Bending of light - photon's inertia instead of mass

In Newtonian gravity the acceleration due to gravity is independant of the mass of the object - a falling elephant accelerates downwards at the same speed as an accelerating gnat (ignoring air resistance). That means the orbit of an object does not depend on the object's mass (provided the object is much lighter than the star).

The deflection of an object by a massive body is just a hyperbolic orbit, and like any other orbit the trajectory doesn't depend on the mass of the orbiting object, just its velocity and initial position. This means that if we calculate the angular deflection of an object travelling at $c$ in a hyperbolic orbit the result turns out to be independant of the mass of the object:

$$ \theta \approx \frac{2GM}{r_0 c^2} $$

where $M$ is the mass of the star/planet/whatever and $r_0$ is the distance of closest approach.

The point is that assuming some hypothetical value for the photon mass doesn't affect the Newtonian prediction because the Newtonian prediction doesn't depend on mass. So the answer to your question is that no, using an effective photon mass of $m = h/\lambda c$ does not give the correct result.

The GR calculation gives the deflection of light as:

$$ \theta \approx \frac{4GM}{r_0 c^2} $$

which is twice the Newtonian result.

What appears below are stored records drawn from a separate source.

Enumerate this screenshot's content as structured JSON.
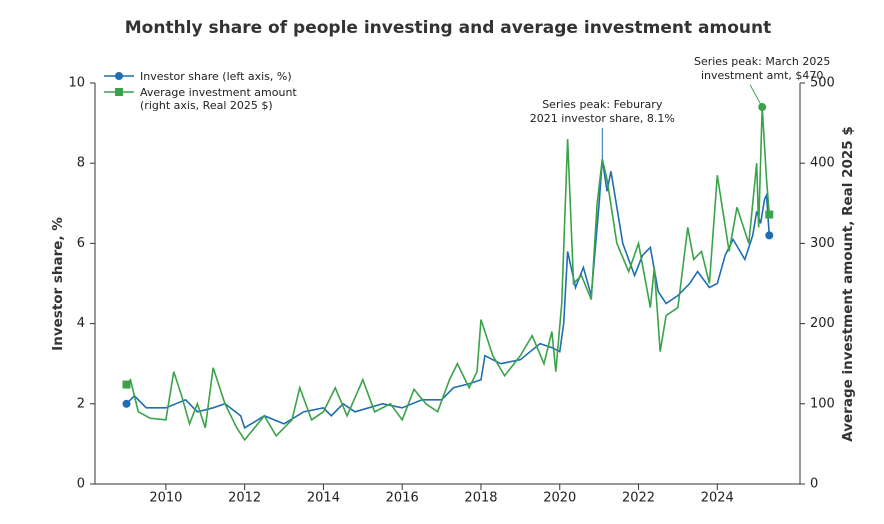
{
  "chart_data": {
    "type": "line",
    "title": "Monthly share of people investing and average investment amount",
    "y_label": "Investor share, %",
    "y2_label": "Average investment amount, Real 2025 $",
    "xlim": [
      2008.2,
      2026.1
    ],
    "xticks": [
      2010,
      2012,
      2014,
      2016,
      2018,
      2020,
      2022,
      2024
    ],
    "ylim": [
      0,
      10
    ],
    "yticks": [
      0,
      2,
      4,
      6,
      8,
      10
    ],
    "y2lim": [
      0,
      500
    ],
    "y2ticks": [
      0,
      100,
      200,
      300,
      400,
      500
    ],
    "grid": false,
    "legend": "top-left",
    "series": [
      {
        "name": "Investor share (left axis, %)",
        "color": "#1f6db3",
        "marker": "circle",
        "axis": "y",
        "x": [
          2009.0,
          2009.2,
          2009.5,
          2010.0,
          2010.5,
          2010.8,
          2011.2,
          2011.5,
          2011.9,
          2012.0,
          2012.5,
          2013.0,
          2013.5,
          2014.0,
          2014.2,
          2014.5,
          2014.8,
          2015.5,
          2016.0,
          2016.5,
          2017.0,
          2017.3,
          2017.7,
          2018.0,
          2018.1,
          2018.5,
          2019.0,
          2019.5,
          2019.8,
          2020.0,
          2020.1,
          2020.2,
          2020.4,
          2020.6,
          2020.8,
          2021.0,
          2021.08,
          2021.2,
          2021.3,
          2021.6,
          2021.9,
          2022.1,
          2022.3,
          2022.5,
          2022.7,
          2023.0,
          2023.3,
          2023.5,
          2023.8,
          2024.0,
          2024.2,
          2024.4,
          2024.7,
          2024.9,
          2025.0,
          2025.1,
          2025.2,
          2025.25,
          2025.32
        ],
        "values": [
          2.0,
          2.2,
          1.9,
          1.9,
          2.1,
          1.8,
          1.9,
          2.0,
          1.7,
          1.4,
          1.7,
          1.5,
          1.8,
          1.9,
          1.7,
          2.0,
          1.8,
          2.0,
          1.9,
          2.1,
          2.1,
          2.4,
          2.5,
          2.6,
          3.2,
          3.0,
          3.1,
          3.5,
          3.4,
          3.3,
          4.0,
          5.8,
          4.9,
          5.4,
          4.7,
          7.0,
          8.1,
          7.3,
          7.8,
          6.0,
          5.2,
          5.7,
          5.9,
          4.8,
          4.5,
          4.7,
          5.0,
          5.3,
          4.9,
          5.0,
          5.7,
          6.1,
          5.6,
          6.2,
          6.8,
          6.5,
          7.1,
          7.2,
          6.2
        ]
      },
      {
        "name": "Average investment amount (right axis, Real 2025 $)",
        "color": "#3aa34a",
        "marker": "square",
        "axis": "y2",
        "x": [
          2009.0,
          2009.1,
          2009.3,
          2009.6,
          2010.0,
          2010.2,
          2010.4,
          2010.6,
          2010.8,
          2011.0,
          2011.2,
          2011.5,
          2011.8,
          2012.0,
          2012.5,
          2012.8,
          2013.2,
          2013.4,
          2013.7,
          2014.0,
          2014.3,
          2014.6,
          2015.0,
          2015.3,
          2015.7,
          2016.0,
          2016.3,
          2016.6,
          2016.9,
          2017.2,
          2017.4,
          2017.7,
          2017.9,
          2018.0,
          2018.3,
          2018.6,
          2019.0,
          2019.3,
          2019.6,
          2019.8,
          2019.9,
          2020.05,
          2020.2,
          2020.35,
          2020.55,
          2020.8,
          2020.95,
          2021.08,
          2021.2,
          2021.45,
          2021.75,
          2022.0,
          2022.3,
          2022.4,
          2022.55,
          2022.7,
          2023.0,
          2023.25,
          2023.4,
          2023.6,
          2023.8,
          2024.0,
          2024.3,
          2024.5,
          2024.8,
          2025.0,
          2025.05,
          2025.14,
          2025.25,
          2025.32
        ],
        "values": [
          124,
          130,
          90,
          82,
          80,
          140,
          110,
          75,
          100,
          70,
          145,
          100,
          70,
          55,
          85,
          60,
          80,
          120,
          80,
          90,
          120,
          85,
          130,
          90,
          100,
          80,
          118,
          100,
          90,
          130,
          150,
          120,
          140,
          205,
          160,
          135,
          160,
          185,
          150,
          190,
          140,
          225,
          430,
          250,
          260,
          230,
          350,
          405,
          380,
          300,
          265,
          300,
          220,
          270,
          165,
          210,
          220,
          320,
          280,
          290,
          250,
          385,
          290,
          345,
          300,
          400,
          320,
          470,
          380,
          336
        ]
      }
    ],
    "annotations": [
      "Series peak: Feburary 2021 investor share, 8.1%",
      "Series peak: March 2025 investment amt, $470"
    ]
  }
}
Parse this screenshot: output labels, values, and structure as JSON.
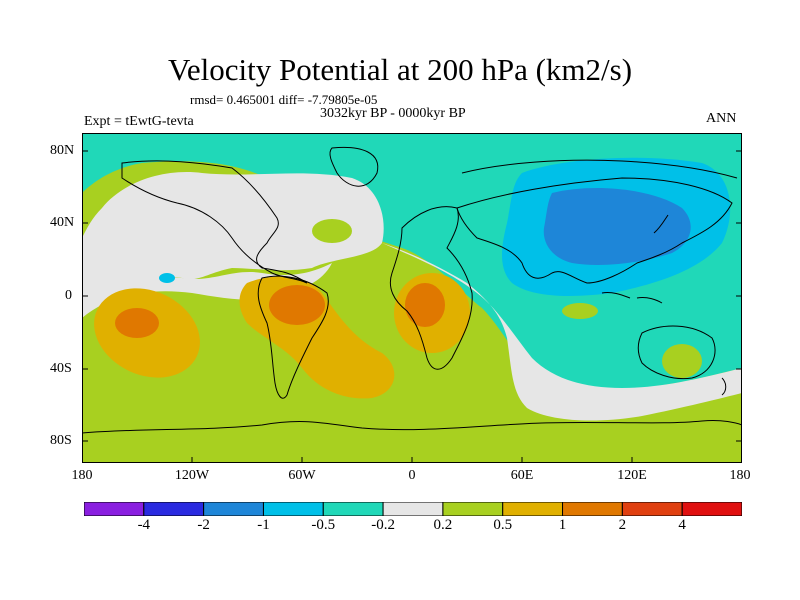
{
  "title": "Velocity Potential at 200 hPa (km2/s)",
  "stats": "rmsd= 0.465001 diff= -7.79805e-05",
  "period": "3032kyr BP - 0000kyr BP",
  "experiment": "Expt = tEwtG-tevta",
  "season": "ANN",
  "lat_labels": [
    "80N",
    "40N",
    "0",
    "40S",
    "80S"
  ],
  "lon_labels": [
    "180",
    "120W",
    "60W",
    "0",
    "60E",
    "120E",
    "180"
  ],
  "colorbar": {
    "labels": [
      "-4",
      "-2",
      "-1",
      "-0.5",
      "-0.2",
      "0.2",
      "0.5",
      "1",
      "2",
      "4"
    ],
    "colors": [
      "#8a1fe0",
      "#2a2ae0",
      "#1e86d8",
      "#00c0e8",
      "#20d8b8",
      "#e6e6e6",
      "#a8d020",
      "#e0b000",
      "#e07800",
      "#e02010"
    ]
  },
  "palette": {
    "teal": "#20d8b8",
    "cyan": "#00c0e8",
    "blue": "#1e86d8",
    "white": "#e6e6e6",
    "yellowgreen": "#a8d020",
    "orange": "#e0b000",
    "darkorange": "#e07800"
  }
}
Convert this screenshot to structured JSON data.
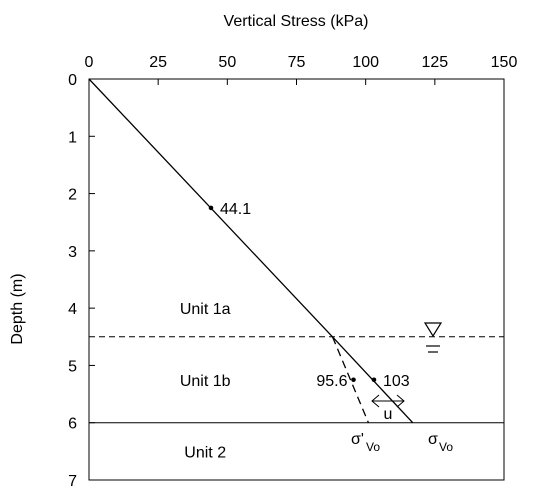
{
  "chart_data": {
    "type": "line",
    "xlabel": "Vertical Stress (kPa)",
    "ylabel": "Depth (m)",
    "xlim": [
      0,
      150
    ],
    "ylim": [
      0,
      7
    ],
    "x_axis_position": "top",
    "y_axis_inverted": true,
    "grid": false,
    "xticks": [
      "0",
      "25",
      "50",
      "75",
      "100",
      "125",
      "150"
    ],
    "yticks": [
      "0",
      "1",
      "2",
      "3",
      "4",
      "5",
      "6",
      "7"
    ],
    "series": [
      {
        "style": "solid",
        "x": [
          0,
          88,
          117
        ],
        "y": [
          0,
          4.5,
          6
        ]
      },
      {
        "style": "dashed",
        "x": [
          88,
          101
        ],
        "y": [
          4.5,
          6
        ]
      }
    ],
    "points": [
      {
        "x": 44.1,
        "y": 2.25,
        "label": "44.1"
      },
      {
        "x": 95.6,
        "y": 5.25,
        "label": "95.6"
      },
      {
        "x": 103,
        "y": 5.25,
        "label": "103"
      }
    ],
    "water_table_depth": 4.5,
    "layer_boundary_depth": 6,
    "units": [
      {
        "label": "Unit 1a",
        "x": 42,
        "y": 4.0
      },
      {
        "label": "Unit 1b",
        "x": 42,
        "y": 5.25
      },
      {
        "label": "Unit 2",
        "x": 42,
        "y": 6.5
      }
    ],
    "annotations": {
      "u_label": "u",
      "sigma_eff_label": "σ'",
      "sigma_total_label": "σ",
      "sub_label": "Vo",
      "water_symbol": "∇"
    }
  }
}
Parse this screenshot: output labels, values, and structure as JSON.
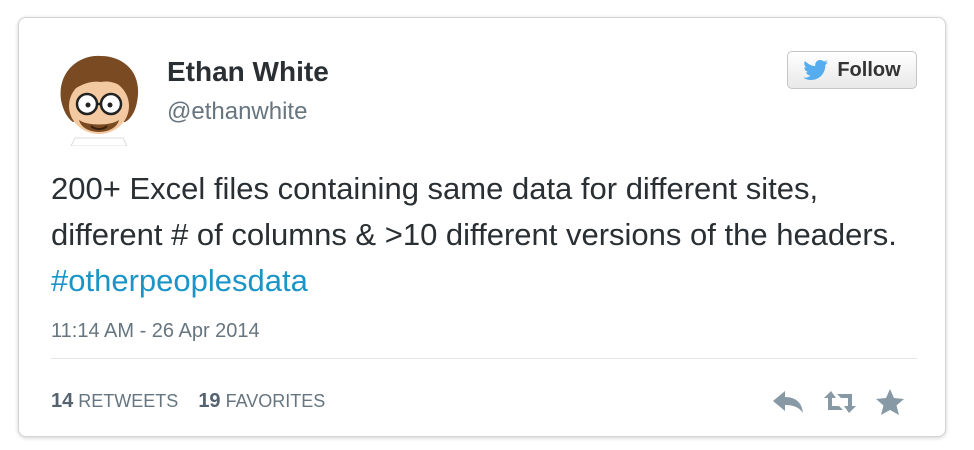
{
  "user": {
    "display_name": "Ethan White",
    "handle": "@ethanwhite"
  },
  "follow_button": {
    "label": "Follow",
    "icon": "twitter-bird-icon"
  },
  "tweet": {
    "text": "200+ Excel files containing same data for different sites, different # of columns & >10 different versions of the headers. ",
    "hashtag": "#otherpeoplesdata",
    "timestamp": "11:14 AM - 26 Apr 2014"
  },
  "stats": {
    "retweets_count": "14",
    "retweets_label": "RETWEETS",
    "favorites_count": "19",
    "favorites_label": "FAVORITES"
  },
  "actions": {
    "icons": [
      "reply-icon",
      "retweet-icon",
      "favorite-star-icon"
    ]
  },
  "colors": {
    "hashtag": "#1b95c7",
    "twitter_blue": "#55acee",
    "text": "#292f33",
    "muted": "#66757f"
  }
}
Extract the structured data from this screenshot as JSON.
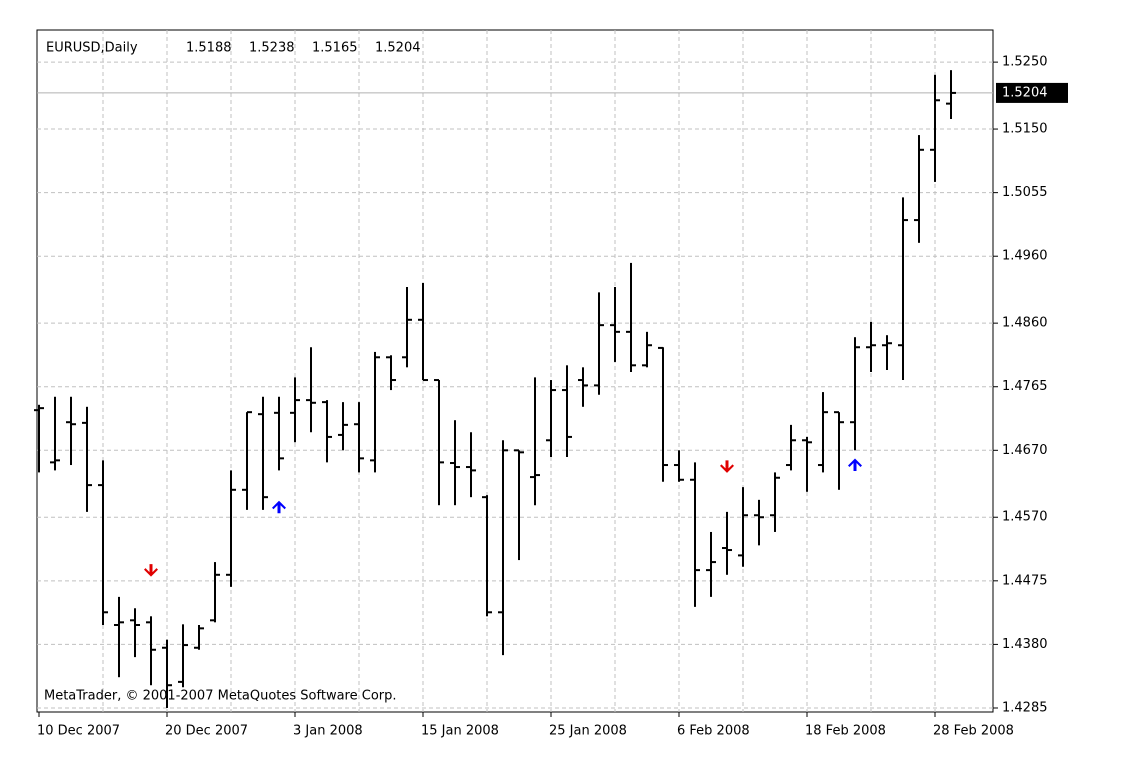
{
  "chart_data": {
    "type": "ohlc",
    "title": "EURUSD,Daily",
    "copyright": "MetaTrader, © 2001-2007 MetaQuotes Software Corp.",
    "color": "#000000",
    "grid": true,
    "categories": [
      "10 Dec 2007",
      null,
      null,
      null,
      null,
      null,
      null,
      null,
      "20 Dec 2007",
      null,
      null,
      null,
      null,
      null,
      null,
      null,
      "3 Jan 2008",
      null,
      null,
      null,
      null,
      null,
      null,
      null,
      "15 Jan 2008",
      null,
      null,
      null,
      null,
      null,
      null,
      null,
      "25 Jan 2008",
      null,
      null,
      null,
      null,
      null,
      null,
      null,
      "6 Feb 2008",
      null,
      null,
      null,
      null,
      null,
      null,
      null,
      "18 Feb 2008",
      null,
      null,
      null,
      null,
      null,
      null,
      null,
      "28 Feb 2008",
      null
    ],
    "open": [
      1.473,
      1.4652,
      1.4712,
      1.4711,
      1.4618,
      1.4409,
      1.4416,
      1.4413,
      1.4375,
      1.4324,
      1.4375,
      1.4416,
      1.4484,
      1.4611,
      1.4724,
      1.4726,
      1.4726,
      1.4745,
      1.4742,
      1.4693,
      1.4709,
      1.4655,
      1.4809,
      1.4809,
      1.4865,
      1.4775,
      1.4651,
      1.4645,
      1.46,
      1.4428,
      1.467,
      1.463,
      1.4685,
      1.476,
      1.4775,
      1.4767,
      1.4857,
      1.4847,
      1.4797,
      1.4823,
      1.4648,
      1.4626,
      1.4491,
      1.4524,
      1.4513,
      1.4573,
      1.4573,
      1.4648,
      1.4685,
      1.4648,
      1.4727,
      1.4712,
      1.4824,
      1.4827,
      1.4827,
      1.5014,
      1.5119,
      1.5188
    ],
    "high": [
      1.4738,
      1.475,
      1.475,
      1.4735,
      1.4655,
      1.4451,
      1.4434,
      1.4422,
      1.4387,
      1.441,
      1.4409,
      1.4503,
      1.464,
      1.4727,
      1.475,
      1.475,
      1.4779,
      1.4824,
      1.4745,
      1.4742,
      1.4742,
      1.4817,
      1.4812,
      1.4914,
      1.492,
      1.4775,
      1.4715,
      1.4697,
      1.4603,
      1.4685,
      1.467,
      1.4779,
      1.4775,
      1.4797,
      1.4794,
      1.4906,
      1.4914,
      1.495,
      1.4847,
      1.4824,
      1.467,
      1.4652,
      1.4548,
      1.4578,
      1.4615,
      1.4596,
      1.4637,
      1.4708,
      1.469,
      1.4757,
      1.4727,
      1.4839,
      1.4862,
      1.4842,
      1.5048,
      1.5141,
      1.5231,
      1.5238
    ],
    "low": [
      1.4637,
      1.464,
      1.4648,
      1.4578,
      1.4409,
      1.4331,
      1.4361,
      1.4319,
      1.4285,
      1.4316,
      1.4372,
      1.4413,
      1.4466,
      1.4581,
      1.4581,
      1.464,
      1.4682,
      1.4697,
      1.4652,
      1.467,
      1.4637,
      1.4637,
      1.476,
      1.4794,
      1.4775,
      1.4588,
      1.4588,
      1.46,
      1.4422,
      1.4364,
      1.4506,
      1.4588,
      1.466,
      1.466,
      1.4735,
      1.4753,
      1.4802,
      1.4787,
      1.4794,
      1.4623,
      1.4623,
      1.4436,
      1.4451,
      1.4484,
      1.4496,
      1.4528,
      1.4548,
      1.464,
      1.4608,
      1.4637,
      1.4611,
      1.467,
      1.4787,
      1.479,
      1.4775,
      1.498,
      1.5071,
      1.5165
    ],
    "close": [
      1.4733,
      1.4655,
      1.4709,
      1.4618,
      1.4428,
      1.4413,
      1.4409,
      1.4372,
      1.4319,
      1.4379,
      1.4404,
      1.4484,
      1.4611,
      1.4727,
      1.46,
      1.4658,
      1.4745,
      1.4741,
      1.469,
      1.4708,
      1.4658,
      1.4809,
      1.4775,
      1.4865,
      1.4775,
      1.4652,
      1.4645,
      1.464,
      1.4428,
      1.467,
      1.4667,
      1.4633,
      1.476,
      1.469,
      1.4767,
      1.4857,
      1.4847,
      1.4797,
      1.4827,
      1.4648,
      1.4626,
      1.4491,
      1.4503,
      1.4521,
      1.4573,
      1.457,
      1.4629,
      1.4685,
      1.4682,
      1.4727,
      1.4712,
      1.4824,
      1.4827,
      1.483,
      1.5014,
      1.5119,
      1.5193,
      1.5204
    ],
    "signals": [
      {
        "name": "sell",
        "direction": "down",
        "color": "#e00000",
        "values": [
          null,
          null,
          null,
          null,
          null,
          null,
          null,
          1.4488,
          null,
          null,
          null,
          null,
          null,
          null,
          null,
          null,
          null,
          null,
          null,
          null,
          null,
          null,
          null,
          null,
          null,
          null,
          null,
          null,
          null,
          null,
          null,
          null,
          null,
          null,
          null,
          null,
          null,
          null,
          null,
          null,
          null,
          null,
          null,
          1.4643,
          null,
          null,
          null,
          null,
          null,
          null,
          null,
          null,
          null,
          null,
          null,
          null,
          null,
          null
        ]
      },
      {
        "name": "buy",
        "direction": "up",
        "color": "#0000ff",
        "values": [
          null,
          null,
          null,
          null,
          null,
          null,
          null,
          null,
          null,
          null,
          null,
          null,
          null,
          null,
          null,
          1.4588,
          null,
          null,
          null,
          null,
          null,
          null,
          null,
          null,
          null,
          null,
          null,
          null,
          null,
          null,
          null,
          null,
          null,
          null,
          null,
          null,
          null,
          null,
          null,
          null,
          null,
          null,
          null,
          null,
          null,
          null,
          null,
          null,
          null,
          null,
          null,
          1.4651,
          null,
          null,
          null,
          null,
          null,
          null
        ]
      }
    ],
    "ylim": [
      1.4279,
      1.5298
    ],
    "yticks": [
      {
        "value": 1.525,
        "label": "1.5250"
      },
      {
        "value": 1.515,
        "label": "1.5150"
      },
      1.5055,
      {
        "value": 1.496,
        "label": "1.4960"
      },
      {
        "value": 1.486,
        "label": "1.4860"
      },
      1.4765,
      {
        "value": 1.467,
        "label": "1.4670"
      },
      {
        "value": 1.457,
        "label": "1.4570"
      },
      1.4475,
      {
        "value": 1.438,
        "label": "1.4380"
      },
      1.4285
    ]
  }
}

But this isn't some special case that applies only to light because GR gives different results to Newtonian gravity for all objects regardless of mass - the deflection of light is just a limiting case.

1. Since gravity couples to energy rather than rest mass it is natural to speculate that the two masses in Newton's law of gravitation should be replaced with the relativistic masses in a post-Newtonian approximation?

2. The above proposal fails already for the bending/deflection of a massless or massive point particle of rest mass $m$ around a mass $M$. In a coordinate system where $M$ is at rest, a naive relativistic Newton's law would then read $$\frac{d(\gamma m {\bf v})}{dt}~ \stackrel{?}{=}~-G\gamma mM\frac{\bf r}{r^3}.\tag{1}$$ Since the velocity $|{\bf v}|$ is approximately constant, we can effectively remove the $\gamma$ factors on both sides, and we are back where we started, cf. the equivalence principle :(

3. On the other hand, we know from the correct general relativistic formula that we are missing a factor $$\color{red}{1+\frac{v_0^2}{c^2}~=~ 2-\gamma_0^{-2}}\tag{2}$$ on the rhs. of eq. (1). The general relativistic bending/deflection formula is a factor $\color{red}{2-\gamma_0^{-2}}$ times the Newtonian result.

4. The factor $\color{red}{2-\gamma_0^{-2}}$ can be understood via the ray equation $$ \frac{d}{ds}\left(n\sqrt{\frac{E^2}{c^2}-\frac{(mc)^2}{n}}\frac{dr_i}{ds} \right)~=~\frac{\frac{E^2}{c^2}-\frac{(mc)^2}{2n}}{\sqrt{\frac{E^2}{c^2}-\frac{(mc)^2}{n}}}\frac{\partial n}{\partial r^i} , \tag{3} $$ with effective index of refraction $$n({\bf r})~=~1-\frac{2\phi({\bf r})}{c^2} ,\tag{4}$$ and specific gravitational potential $$\phi({\bf r})~=~-GM/|{\bf r}|.\tag{5}$$ Here the COM $$ E~=~\gamma_0 mc^2,\qquad \gamma_0~=~\gamma(v_0), \tag{6}$$ is determined asymptotically at spatial infinity $|{\bf r}|=\infty$.

   The leading approximation of the ray equation (3) yields a specific Newton's 2nd law $$\frac{d^2r_i}{dt^2}~\approx~v_0^2\frac{d^2r_i}{ds^2}~~\stackrel{(3)+(6)}{\approx}~ v_0^2\frac{\gamma_0^2-\frac{1}{2}}{\gamma_0^2-1}\frac{\partial n}{\partial r^i}~\stackrel{(4)}{=}~-(\color{red}{2-\gamma_0^{-2}})\frac{\partial \phi}{\partial r^i} \tag{7}$$ up to the sought-for factor $\color{red}{2-\gamma_0^{-2}}$.